The company entered an agreement to plead guilty in January to one misdemeanor violation of the CWA. On Feb. 14, a federal judge approved the deal and sentenced the company to pay $400 million in fines and penalties.
That punishment is the second-most severe sentence ever imposed on a corporation for an environmental crime committed in the United States.
BP holds the record for the most severe criminal punishment in those circumstances, having earlier been sentenced to pay about $4 billion in fines and penalties after entering its own guilty plea arising from the Gulf oil spill.
According to a U.S. Department of Justice press release, $150 million of the penalty assessed against Transocean will be paid to the National Fish and Wildlife Foundation during the next three years for use to purchase, restore, and preserve areas along the Gulf coast that were adversely affected by the spill and to restore barrier islands and coastal wetlands in Louisiana and Mississippi.

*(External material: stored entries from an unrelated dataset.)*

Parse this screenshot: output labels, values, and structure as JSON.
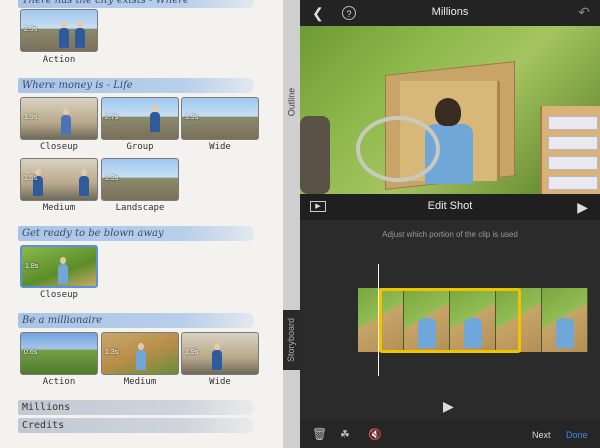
{
  "storyboard": {
    "sections": [
      {
        "title": "There has the city exists - Where",
        "shots": [
          {
            "label": "Action",
            "duration": "2.9s"
          }
        ]
      },
      {
        "title": "Where money is - Life",
        "shots": [
          {
            "label": "Closeup",
            "duration": "1.9s"
          },
          {
            "label": "Group",
            "duration": "2.7s"
          },
          {
            "label": "Wide",
            "duration": "1.9s"
          },
          {
            "label": "Medium",
            "duration": "1.5s"
          },
          {
            "label": "Landscape",
            "duration": "1.3s"
          }
        ]
      },
      {
        "title": "Get ready to be blown away",
        "shots": [
          {
            "label": "Closeup",
            "duration": "1.8s"
          }
        ]
      },
      {
        "title": "Be a millionaire",
        "shots": [
          {
            "label": "Action",
            "duration": "0.6s"
          },
          {
            "label": "Medium",
            "duration": "1.3s"
          },
          {
            "label": "Wide",
            "duration": "1.9s"
          }
        ]
      }
    ],
    "extra_sections": [
      "Millions",
      "Credits"
    ]
  },
  "side_tabs": {
    "outline": "Outline",
    "storyboard": "Storyboard"
  },
  "editor": {
    "title": "Millions",
    "edit_label": "Edit Shot",
    "help_text": "Adjust which portion of the clip is used",
    "next": "Next",
    "done": "Done",
    "accent_color": "#f1c400",
    "link_color": "#3a8ee6"
  }
}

Another $150 million will fund oil spill prevention and response programs in the region. That money will be paid to the National Academy of Sciences over a five-year period.
About $100 million of the money paid by Transocean will go to the U.S. treasury.
Transocean also agreed to a five-year term of probation.
A separate agreement between Transocean and the federal government to resolve Washington's civil Clean Water Act claims against the firm would require Transocean to pay a $1 billion civil penalty under the CWA - a record amount - and to implement measures aimed at preventing another spill.
That agreement was approved Tuesday by U.S. district judge Carl J. Barbier of the Eastern District of Louisiana.